Lihat ke Halaman Asli

Nia Rahman

In Communication We Trust

Ulos

Diperbarui: 7 Mei 2023   18:30

Kompasiana adalah platform blog. Konten ini menjadi tanggung jawab bloger dan tidak mewakili pandangan redaksi Kompas.

Dari rumah Ulos dipakai di sampirkan di bahu. Laporan foto dari sekolah, jadi seperti ini hahaha...


Minggu lalu, saat peringatan Hardiknas, 2 Mei 2023 , Alif  (kelas 2 SD) harus mengenakan pakaian adat ke sekolah. Seperti biasa, dia selalu semangat dengan hal-hal baru, juga dengan rencana ke sekolah dengan pakaian adat tersebut. Alhasil pertanyaan-pertanyaan Ajaib seputar baju adat terlontar dan sedikit bikin mandeh pusing mencari jawabannya. Apa itu baju adat, kenapa harus pakai baju adat, nanti Alif pakai baju adat apa, Alif ada baju adat?

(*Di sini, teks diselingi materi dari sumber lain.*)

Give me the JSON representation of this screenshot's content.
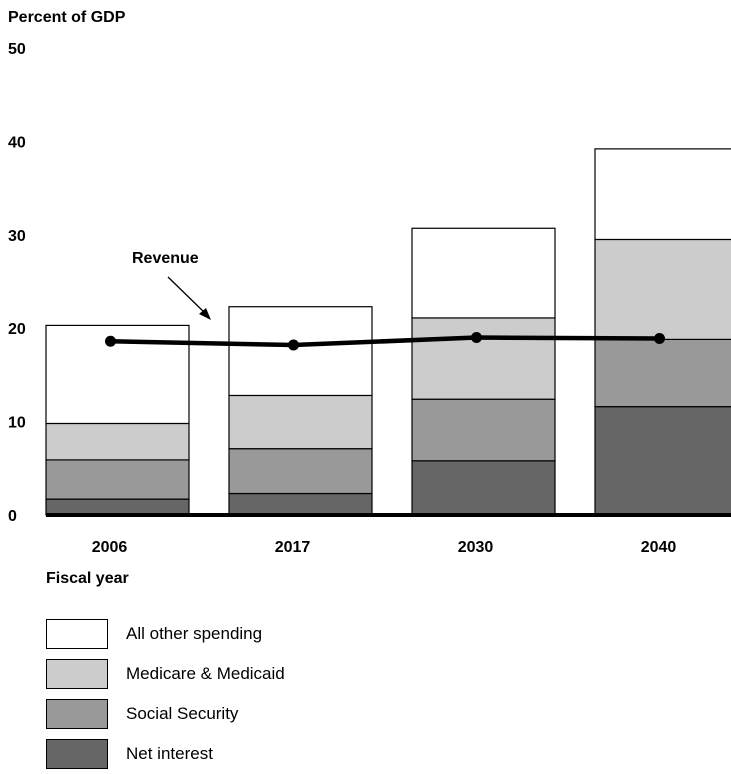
{
  "chart_data": {
    "type": "bar",
    "stacked": true,
    "ylabel": "Percent of GDP",
    "xlabel": "Fiscal year",
    "ylim": [
      0,
      50
    ],
    "yticks": [
      0,
      10,
      20,
      30,
      40,
      50
    ],
    "categories": [
      "2006",
      "2017",
      "2030",
      "2040"
    ],
    "series": [
      {
        "name": "Net interest",
        "values": [
          1.7,
          2.3,
          5.8,
          11.6
        ],
        "color": "#666666"
      },
      {
        "name": "Social Security",
        "values": [
          4.2,
          4.8,
          6.6,
          7.2
        ],
        "color": "#999999"
      },
      {
        "name": "Medicare & Medicaid",
        "values": [
          3.9,
          5.7,
          8.7,
          10.7
        ],
        "color": "#cccccc"
      },
      {
        "name": "All other spending",
        "values": [
          10.5,
          9.5,
          9.6,
          9.7
        ],
        "color": "#ffffff"
      }
    ],
    "line_series": {
      "name": "Revenue",
      "values": [
        18.6,
        18.2,
        19.0,
        18.9
      ],
      "color": "#000000"
    },
    "annotation": "Revenue",
    "legend_order": [
      "All other spending",
      "Medicare & Medicaid",
      "Social Security",
      "Net interest"
    ]
  }
}
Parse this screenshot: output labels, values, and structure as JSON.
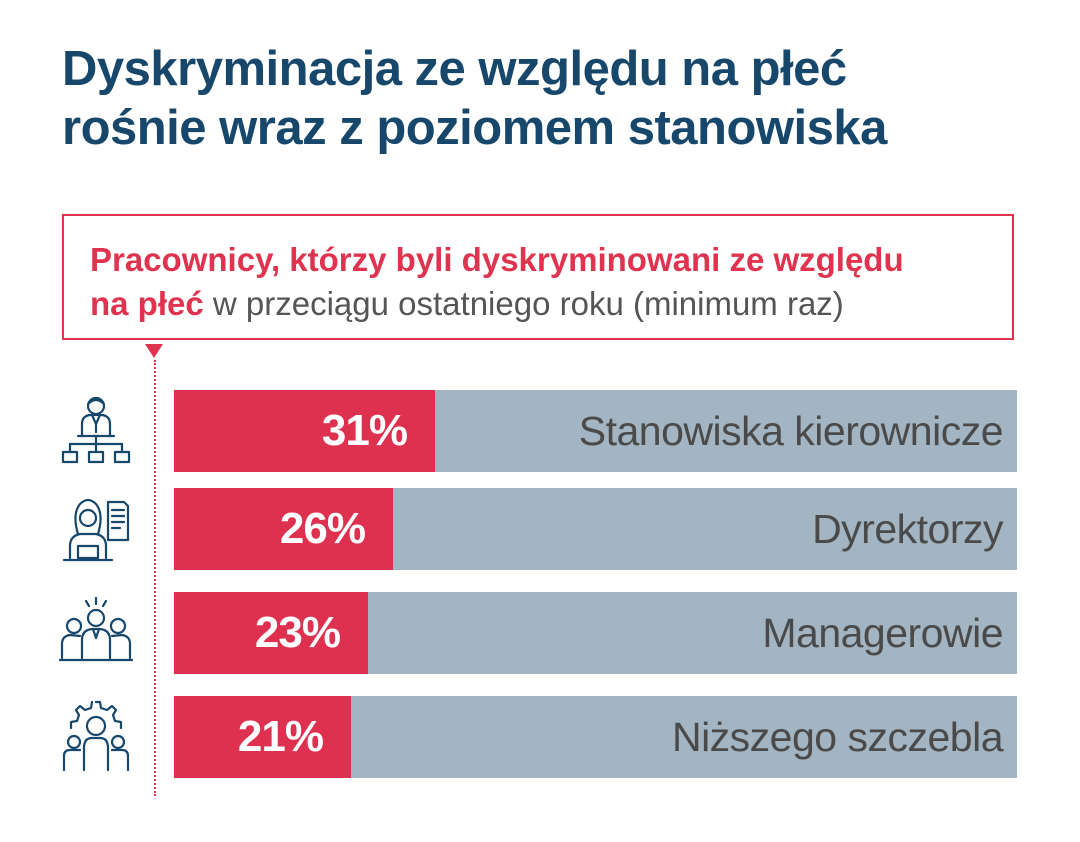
{
  "title": {
    "line1": "Dyskryminacja ze względu na płeć",
    "line2": "rośnie wraz z poziomem stanowiska"
  },
  "subtitle": {
    "bold_part1": "Pracownicy, którzy byli dyskryminowani ze względu",
    "bold_part2": "na płeć",
    "normal_part": "w przeciągu ostatniego roku (minimum raz)"
  },
  "colors": {
    "title": "#17476b",
    "accent": "#de3150",
    "bar_background": "#a3b5c2",
    "category_text": "#4a4a4a"
  },
  "icons": [
    "org-chart-person-icon",
    "woman-laptop-icon",
    "team-group-icon",
    "gear-people-icon"
  ],
  "chart_data": {
    "type": "bar",
    "orientation": "horizontal",
    "categories": [
      "Stanowiska kierownicze",
      "Dyrektorzy",
      "Managerowie",
      "Niższego szczebla"
    ],
    "values": [
      31,
      26,
      23,
      21
    ],
    "value_labels": [
      "31%",
      "26%",
      "23%",
      "21%"
    ],
    "xlim": [
      0,
      100
    ],
    "grid": false,
    "legend": "none"
  }
}
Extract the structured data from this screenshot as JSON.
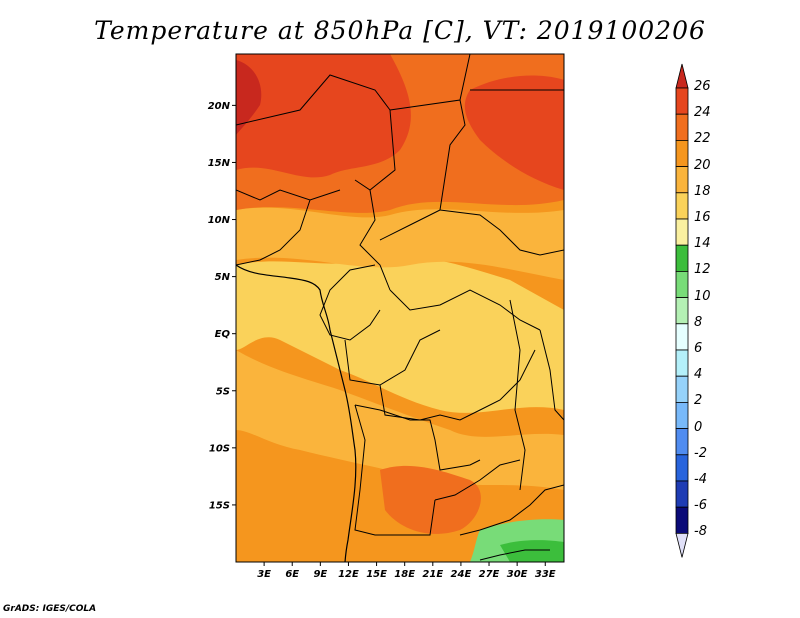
{
  "title": "Temperature at 850hPa [C], VT: 2019100206",
  "credit": "GrADS: IGES/COLA",
  "map": {
    "lon_range": [
      0,
      35
    ],
    "lat_range": [
      -20,
      24.5
    ],
    "lat_ticks": [
      {
        "value": 20,
        "label": "20N"
      },
      {
        "value": 15,
        "label": "15N"
      },
      {
        "value": 10,
        "label": "10N"
      },
      {
        "value": 5,
        "label": "5N"
      },
      {
        "value": 0,
        "label": "EQ"
      },
      {
        "value": -5,
        "label": "5S"
      },
      {
        "value": -10,
        "label": "10S"
      },
      {
        "value": -15,
        "label": "15S"
      }
    ],
    "lon_ticks": [
      {
        "value": 3,
        "label": "3E"
      },
      {
        "value": 6,
        "label": "6E"
      },
      {
        "value": 9,
        "label": "9E"
      },
      {
        "value": 12,
        "label": "12E"
      },
      {
        "value": 15,
        "label": "15E"
      },
      {
        "value": 18,
        "label": "18E"
      },
      {
        "value": 21,
        "label": "21E"
      },
      {
        "value": 24,
        "label": "24E"
      },
      {
        "value": 27,
        "label": "27E"
      },
      {
        "value": 30,
        "label": "30E"
      },
      {
        "value": 33,
        "label": "33E"
      }
    ]
  },
  "colorbar": {
    "labels": [
      "26",
      "24",
      "22",
      "20",
      "18",
      "16",
      "14",
      "12",
      "10",
      "8",
      "6",
      "4",
      "2",
      "0",
      "-2",
      "-4",
      "-6",
      "-8"
    ],
    "colors": [
      "#c8281e",
      "#e6461e",
      "#f06e1e",
      "#f5961e",
      "#fab43c",
      "#fad25a",
      "#faf0a0",
      "#3cbe3c",
      "#78dc78",
      "#b4f0b4",
      "#e6ffff",
      "#b4f0fa",
      "#96d2fa",
      "#78b9fa",
      "#508cf0",
      "#2864dc",
      "#1e3cb4",
      "#0a0a78"
    ],
    "top_color": "#c8281e",
    "bottom_color": "#e0e0f8"
  }
}
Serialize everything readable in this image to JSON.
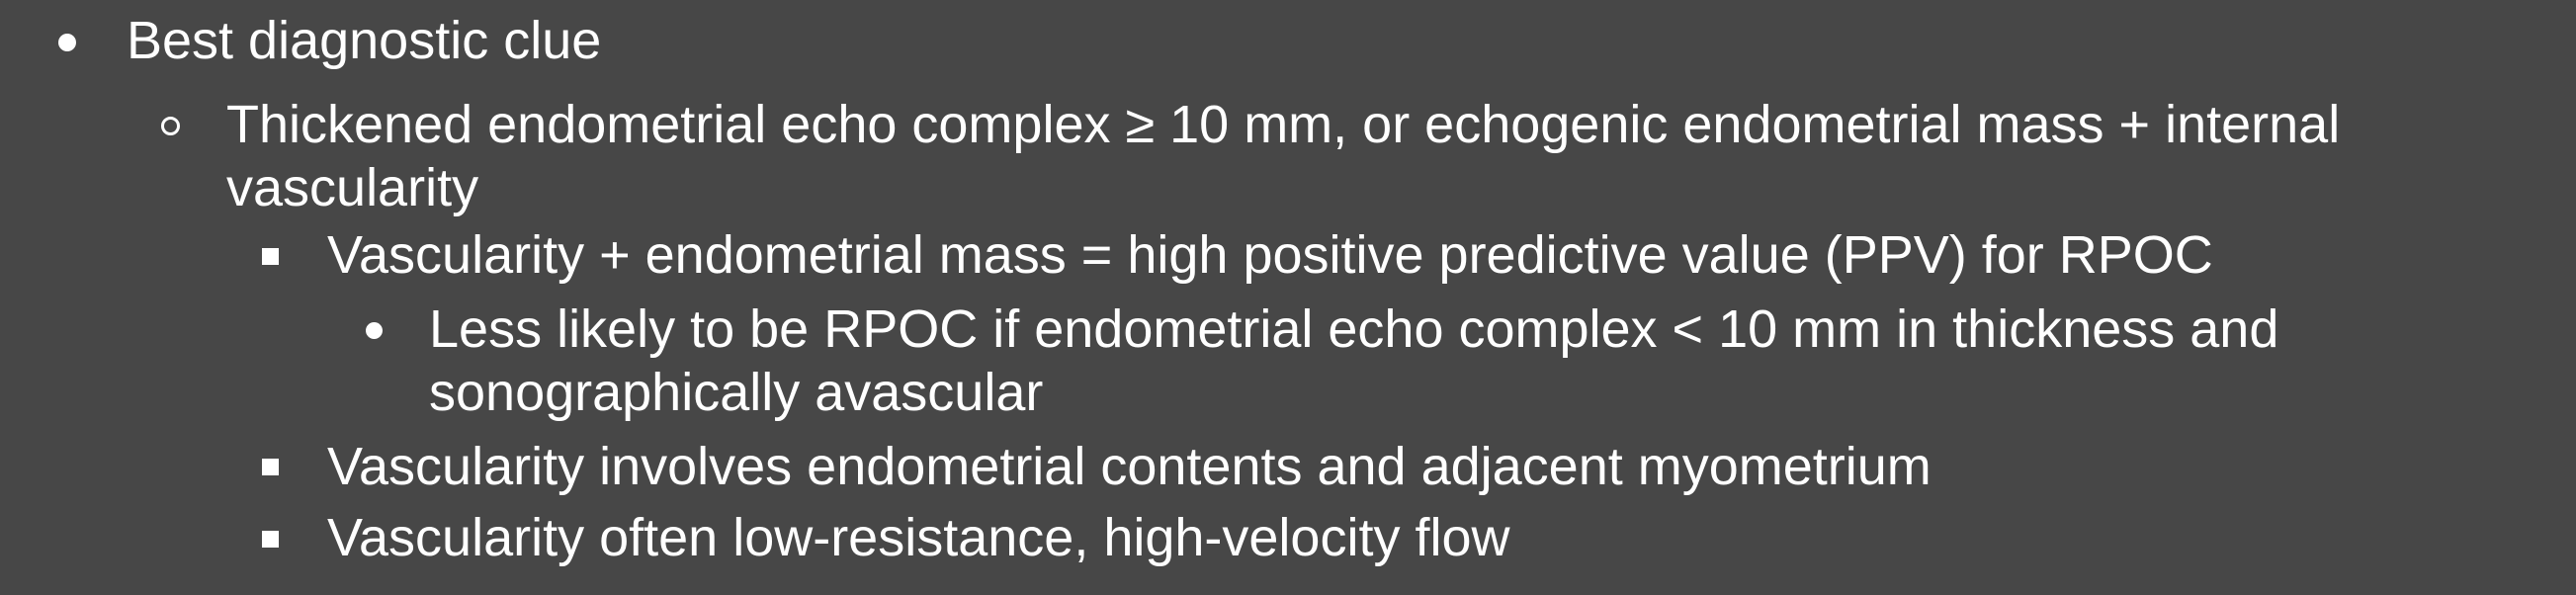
{
  "bullets": {
    "l1_0": "Best diagnostic clue",
    "l2_0_line1": "Thickened endometrial echo complex ≥ 10 mm, or echogenic endometrial mass + internal",
    "l2_0_line2": "vascularity",
    "l3_0": "Vascularity + endometrial mass = high positive predictive value (PPV) for RPOC",
    "l4_0_line1": "Less likely to be RPOC if endometrial echo complex < 10 mm in thickness and",
    "l4_0_line2": "sonographically avascular",
    "l3_1": "Vascularity involves endometrial contents and adjacent myometrium",
    "l3_2": "Vascularity often low-resistance, high-velocity flow"
  },
  "icons": {
    "level1": "filled-disc-bullet",
    "level2": "hollow-circle-bullet",
    "level3": "filled-square-bullet",
    "level4": "filled-disc-bullet"
  },
  "colors": {
    "background": "#474747",
    "text": "#ffffff"
  }
}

Upss...tenang boy, mari kita bongkar lemari!


Malam itu, kami membongkar lemari 'wardrobe' hasil perjalanan mandeh keliling Nusantara. Saya tunjuk tumpukan kain warna warni dan menyuruh Alif memilih mana yang dia suka. Setelah berfikir sejenak, tangan mungilnya menarik sehelai kain berwarna merah dengan kombinasi benang emas: ULOS.


"Mau yang ini, ini baju adat apa?"

Selanjutnya adalah sesi story telling dengan bantuan mbah Google. Kenapa harus pakai mbah Google? Karena pengetahuan mamak sebenarnya juga cuma alakadarnya, sekedar tahu Ulos adalah tenun khas suku Batak. Sementara pertanyaan si bocil pasti berbuntut seperti kenapa..kenapa ..dan seterusnya. Disamping dia juga selalu ingin lihat gambar-gambanya.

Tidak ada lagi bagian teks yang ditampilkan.